Pour l'instant, le Groupe Populaire du Congrès a enregistré la demande de comparution urgente en séance plénière du Président du Gouvernement pour expliquer « comment il entend garantir la gouvernabilité de l'Espagne » après l'annonce du parti de Carles Puigdemont de bloquer la législature.

UNE SEMAINE MARQUÉE PAR « L’AGENDA JUDICIAIRE » DU GOUVERNEMENT

La rencontre de Feijóo avec son comité directeur sera également marquée par l'intense « agenda judiciaire » du gouvernement face aux affaires de corruption qui « accaparent » le gouvernement de Pedro Sánchez, selon des sources du parti.

Au PP, on rappelle que la semaine commencera le 11 avec la déclaration comme accusée de l'ancien militant du PSOE Leire Díez pour des délits présumés de trafic d'influence et de corruption ; et se poursuivra le 12 novembre avec la déclaration du procureur général de l'État, Álvaro García Ortiz.
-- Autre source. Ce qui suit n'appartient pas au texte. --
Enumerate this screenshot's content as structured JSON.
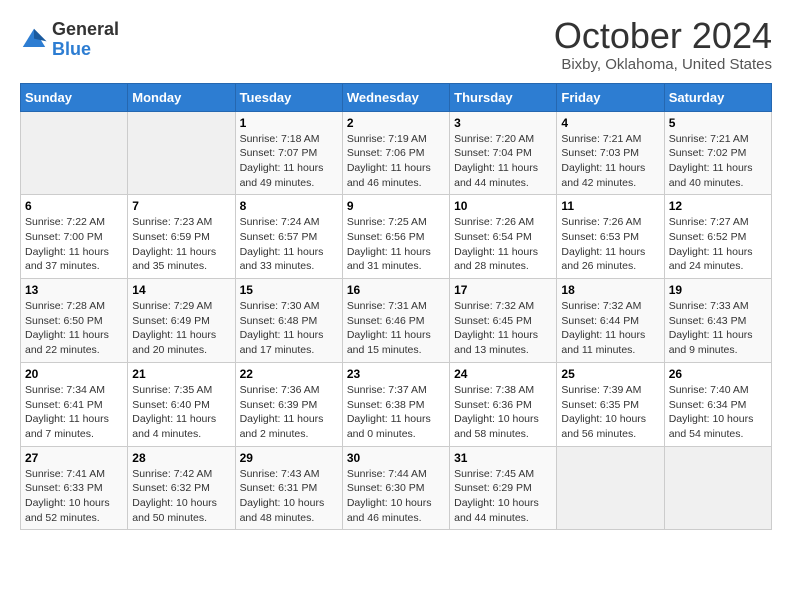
{
  "header": {
    "logo_general": "General",
    "logo_blue": "Blue",
    "title": "October 2024",
    "location": "Bixby, Oklahoma, United States"
  },
  "days_of_week": [
    "Sunday",
    "Monday",
    "Tuesday",
    "Wednesday",
    "Thursday",
    "Friday",
    "Saturday"
  ],
  "weeks": [
    [
      {
        "day": "",
        "empty": true
      },
      {
        "day": "",
        "empty": true
      },
      {
        "day": "1",
        "sunrise": "7:18 AM",
        "sunset": "7:07 PM",
        "daylight": "11 hours and 49 minutes."
      },
      {
        "day": "2",
        "sunrise": "7:19 AM",
        "sunset": "7:06 PM",
        "daylight": "11 hours and 46 minutes."
      },
      {
        "day": "3",
        "sunrise": "7:20 AM",
        "sunset": "7:04 PM",
        "daylight": "11 hours and 44 minutes."
      },
      {
        "day": "4",
        "sunrise": "7:21 AM",
        "sunset": "7:03 PM",
        "daylight": "11 hours and 42 minutes."
      },
      {
        "day": "5",
        "sunrise": "7:21 AM",
        "sunset": "7:02 PM",
        "daylight": "11 hours and 40 minutes."
      }
    ],
    [
      {
        "day": "6",
        "sunrise": "7:22 AM",
        "sunset": "7:00 PM",
        "daylight": "11 hours and 37 minutes."
      },
      {
        "day": "7",
        "sunrise": "7:23 AM",
        "sunset": "6:59 PM",
        "daylight": "11 hours and 35 minutes."
      },
      {
        "day": "8",
        "sunrise": "7:24 AM",
        "sunset": "6:57 PM",
        "daylight": "11 hours and 33 minutes."
      },
      {
        "day": "9",
        "sunrise": "7:25 AM",
        "sunset": "6:56 PM",
        "daylight": "11 hours and 31 minutes."
      },
      {
        "day": "10",
        "sunrise": "7:26 AM",
        "sunset": "6:54 PM",
        "daylight": "11 hours and 28 minutes."
      },
      {
        "day": "11",
        "sunrise": "7:26 AM",
        "sunset": "6:53 PM",
        "daylight": "11 hours and 26 minutes."
      },
      {
        "day": "12",
        "sunrise": "7:27 AM",
        "sunset": "6:52 PM",
        "daylight": "11 hours and 24 minutes."
      }
    ],
    [
      {
        "day": "13",
        "sunrise": "7:28 AM",
        "sunset": "6:50 PM",
        "daylight": "11 hours and 22 minutes."
      },
      {
        "day": "14",
        "sunrise": "7:29 AM",
        "sunset": "6:49 PM",
        "daylight": "11 hours and 20 minutes."
      },
      {
        "day": "15",
        "sunrise": "7:30 AM",
        "sunset": "6:48 PM",
        "daylight": "11 hours and 17 minutes."
      },
      {
        "day": "16",
        "sunrise": "7:31 AM",
        "sunset": "6:46 PM",
        "daylight": "11 hours and 15 minutes."
      },
      {
        "day": "17",
        "sunrise": "7:32 AM",
        "sunset": "6:45 PM",
        "daylight": "11 hours and 13 minutes."
      },
      {
        "day": "18",
        "sunrise": "7:32 AM",
        "sunset": "6:44 PM",
        "daylight": "11 hours and 11 minutes."
      },
      {
        "day": "19",
        "sunrise": "7:33 AM",
        "sunset": "6:43 PM",
        "daylight": "11 hours and 9 minutes."
      }
    ],
    [
      {
        "day": "20",
        "sunrise": "7:34 AM",
        "sunset": "6:41 PM",
        "daylight": "11 hours and 7 minutes."
      },
      {
        "day": "21",
        "sunrise": "7:35 AM",
        "sunset": "6:40 PM",
        "daylight": "11 hours and 4 minutes."
      },
      {
        "day": "22",
        "sunrise": "7:36 AM",
        "sunset": "6:39 PM",
        "daylight": "11 hours and 2 minutes."
      },
      {
        "day": "23",
        "sunrise": "7:37 AM",
        "sunset": "6:38 PM",
        "daylight": "11 hours and 0 minutes."
      },
      {
        "day": "24",
        "sunrise": "7:38 AM",
        "sunset": "6:36 PM",
        "daylight": "10 hours and 58 minutes."
      },
      {
        "day": "25",
        "sunrise": "7:39 AM",
        "sunset": "6:35 PM",
        "daylight": "10 hours and 56 minutes."
      },
      {
        "day": "26",
        "sunrise": "7:40 AM",
        "sunset": "6:34 PM",
        "daylight": "10 hours and 54 minutes."
      }
    ],
    [
      {
        "day": "27",
        "sunrise": "7:41 AM",
        "sunset": "6:33 PM",
        "daylight": "10 hours and 52 minutes."
      },
      {
        "day": "28",
        "sunrise": "7:42 AM",
        "sunset": "6:32 PM",
        "daylight": "10 hours and 50 minutes."
      },
      {
        "day": "29",
        "sunrise": "7:43 AM",
        "sunset": "6:31 PM",
        "daylight": "10 hours and 48 minutes."
      },
      {
        "day": "30",
        "sunrise": "7:44 AM",
        "sunset": "6:30 PM",
        "daylight": "10 hours and 46 minutes."
      },
      {
        "day": "31",
        "sunrise": "7:45 AM",
        "sunset": "6:29 PM",
        "daylight": "10 hours and 44 minutes."
      },
      {
        "day": "",
        "empty": true
      },
      {
        "day": "",
        "empty": true
      }
    ]
  ],
  "labels": {
    "sunrise": "Sunrise:",
    "sunset": "Sunset:",
    "daylight": "Daylight:"
  }
}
En outre, ils soulignent que l'avocat général de l'UE devrait rendre ses premières conclusions sur la loi d'amnistie le 13 novembre.
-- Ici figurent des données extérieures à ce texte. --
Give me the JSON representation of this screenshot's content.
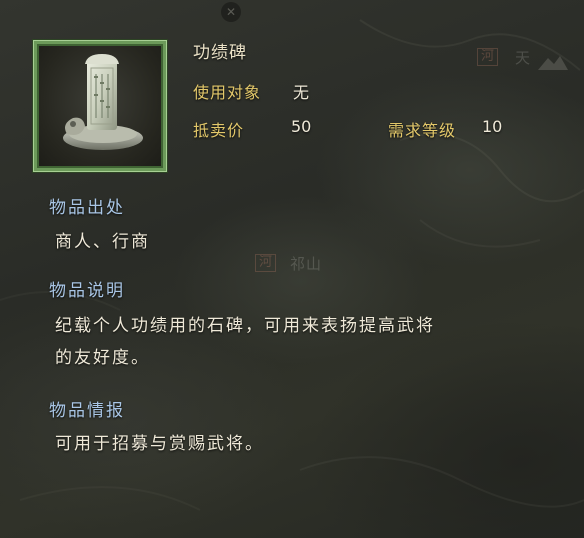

Précisément, le mercredi 12 novembre, Sánchez comparaîtra devant la séance plénière du Congrès pour rendre compte, outre les derniers sommets internationaux et le fonctionnement des services publics, des cas de corruption présumée qui touchent sa famille et le PSOE. Mardi dernier, le PP a réussi à inscrire à l'ordre du jour de cette comparution le point relatif à ces enquêtes sur le PSOE et le Gouvernement.

AU MILIEU DES CONTACTS DE PP ET VOX POUR LIBÉRER MAZÓN

La réunion de Melilla aura lieu une semaine seulement après la démission de Carlos Mazón comme président de la Generalitat, une étape qui a ouvert un processus de négociation entre PP et Vox pour tenter de parvenir à un accord autour d'une personne de consensus.

Feijóo et Abascal ont eu une conversation mardi, au cours de laquelle le premier a défendu la nécessité de « donner de la stabilité » à la Communauté valencienne, un extrême que, selon des sources « populaires », le président de Vox partageait également.

Feijóo lui-même a expressément demandé à Vox d'être « à la hauteur » et de « faciliter le plus rapidement possible » l'élection du nouveau président de la Generalitat, puisque, comme il l'a dit, la tâche politique « la plus urgente » continue d'être la reconstruction de la Communauté valencienne après les dégâts.

C'est un message qui a été répété ces jours-ci par d'autres voix de la direction nationale du PP, comme le secrétaire général du parti, Miguel Tellado, qui a défendu ce mercredi « d'éviter » les élections car « aucun Valencien ne comprendrait » que la reconstruction serait désormais « paralysée » par le processus électoral.